A l'époque du blog Universalix, géré par Jean-Marc, j'avais fait une petite critique de cet album.
Comme le blog a disparu depuis plusieurs années, j'ai trouvé dommage que ce travail soit perdu. Je remets donc ici en ligne cette petite chronique de l'Ombre des Cathares. La sortie d’une nouvelle aventure de Jhen est toujours un événement pour les amateurs de BD médiévale, et pour les admirateurs de Jacques Martin. Avec la sortie de « l’Ombre des Cathares », je pense qu’ils ne seront pas déçus car cet album offre deux bonnes surprises. Tout d’abord, il permet de retrouver un Jean Pleyers en pleine forme. Son graphisme reste en effet totalement fidèle au style des premiers récits, et le lecteur a le sentiment de bien reconnaître ses personnages.
L’autre bonne nouvelle, c’est que le scénariste reprend la suite de la saga de Gilles de Rais. Avouons-le, les meilleurs récits de Jhen se sont toujours organisés autour de la personnalité inquiétante du connétable (que Jacques Martin voyait d’ailleurs comme le principal personnage de la série). C’est ainsi qu’au début de l’histoire, nous retrouvons le grand seigneur qui est à nouveau hanté par les remords et les fantômes de ses victimes. Il n’est plus que l’ombre de lui-même et il doit purifier son âme par un acte de dévotion. Un pèlerinage s’impose et Jhen lui propose de se rendre à Conques, pour y prier devant les ossements de Sainte Foy. Le seigneur déchu pourra y bénéficier des effets miraculeux de la relique et le récit démarre ainsi comme la chronique presque ordinaire d’un pèlerinage. Le voyage des personnages permet de visiter en passant Poitiers, Aurillac, Conques et Albi, et Pleyers représente à chaque fois ces villes médiévales avec un grand luxe de détails.
Estimant peut être qu’une telle intrigue serait trop simple, le scénariste introduit une autre aventure dès la moitié de son récit. Dans l’abbatiale de Conques, Gilles de Rais guérit rapidement de ses démons, mais les pèlerins doivent alors affronter les derniers survivants de la religion cathare, qui n’ont aucune bienveillance envers les catholiques. Un moine informe Jhen que les hérétiques possèdent le vase du Saint-Graal et les deux compères entament une deuxième quête, plus dangereuse mais aussi plus improbable. Il me semble que le récit perd dès lors sa rigueur initiale. L’aventure devient plus fantaisiste, tandis que les lieux semblent moins précis et que certains personnages réapparaissent de façon surprenante. L’histoire avance par ailleurs rapidement, et elle me semble manquer un peu de « chair », je veux dire par là de ces petits détails qui peuvent donner un sentiment de vécu. De plus, certaines ellipses ne permettent pas toujours de bien suivre la logique des événements. C’est ainsi que je me demande encore comment Jhen, qui s’enfonce avec Gilles de Rais dans les profondeurs d’une caverne, se retrouve brusquement au sommet d’un château fort, pour y affronter ses adversaires.

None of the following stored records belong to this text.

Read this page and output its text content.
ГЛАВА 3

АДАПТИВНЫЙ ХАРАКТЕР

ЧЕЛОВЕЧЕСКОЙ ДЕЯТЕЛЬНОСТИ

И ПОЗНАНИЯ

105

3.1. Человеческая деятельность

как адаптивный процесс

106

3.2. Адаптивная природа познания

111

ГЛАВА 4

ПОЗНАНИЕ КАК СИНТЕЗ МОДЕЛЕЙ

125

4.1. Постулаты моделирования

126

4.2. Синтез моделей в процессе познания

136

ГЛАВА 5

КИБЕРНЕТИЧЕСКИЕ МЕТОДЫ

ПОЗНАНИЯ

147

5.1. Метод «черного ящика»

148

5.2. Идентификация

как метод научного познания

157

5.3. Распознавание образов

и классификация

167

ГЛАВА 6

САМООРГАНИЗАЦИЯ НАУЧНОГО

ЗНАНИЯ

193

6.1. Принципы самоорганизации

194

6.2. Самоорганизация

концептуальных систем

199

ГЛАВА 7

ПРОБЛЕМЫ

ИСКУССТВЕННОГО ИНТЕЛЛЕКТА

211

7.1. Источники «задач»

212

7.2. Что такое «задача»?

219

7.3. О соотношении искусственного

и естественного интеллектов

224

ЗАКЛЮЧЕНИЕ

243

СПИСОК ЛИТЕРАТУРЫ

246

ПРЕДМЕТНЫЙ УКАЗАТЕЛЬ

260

Sinon, il faut remarquer que le dessin de Jean Pleyers continue d’évoluer. Le dessinateur a définitivement abandonné le carcan des quatre bandes par page, et les vignettes y gagnent un agrandissement bienvenu. La séquence d’image devient plus laconique, car il y a moins de cases intermédiaires, et la grande taille des dessins met bien en valeur le style expressionniste de l’illustrateur. Cela permet aussi d’apprécier la finesse de certains décors, de même que les détails pittoresques que Pleyers adore insérer au sein de ses vignettes. L’image ci-dessous montre par exemple l’arrivée de Jhen et Gilles de Rais à Albi, et elle prouve mieux qu’un long discours le plaisir de dessiner qui anime son auteur.
La fin de l’aventure fait intervenir des forces surnaturelles, mais elle reste assez conforme aux conventions de ce genre de récit. Comme on pouvait s’y attendre, le Saint-Graal garde finalement tout son mystère.
Au total, l’intrigue de « l’Ombre des cathares » peut susciter quelques réserves, mais c’est un album qui retrouve pleinement le style et les personnages de la série. Il est magnifiquement dessiné et il m’apparait être le meilleur de ces dix dernières années. Il faut espérer que les auteurs continueront dans cette voie pendant les années à venir.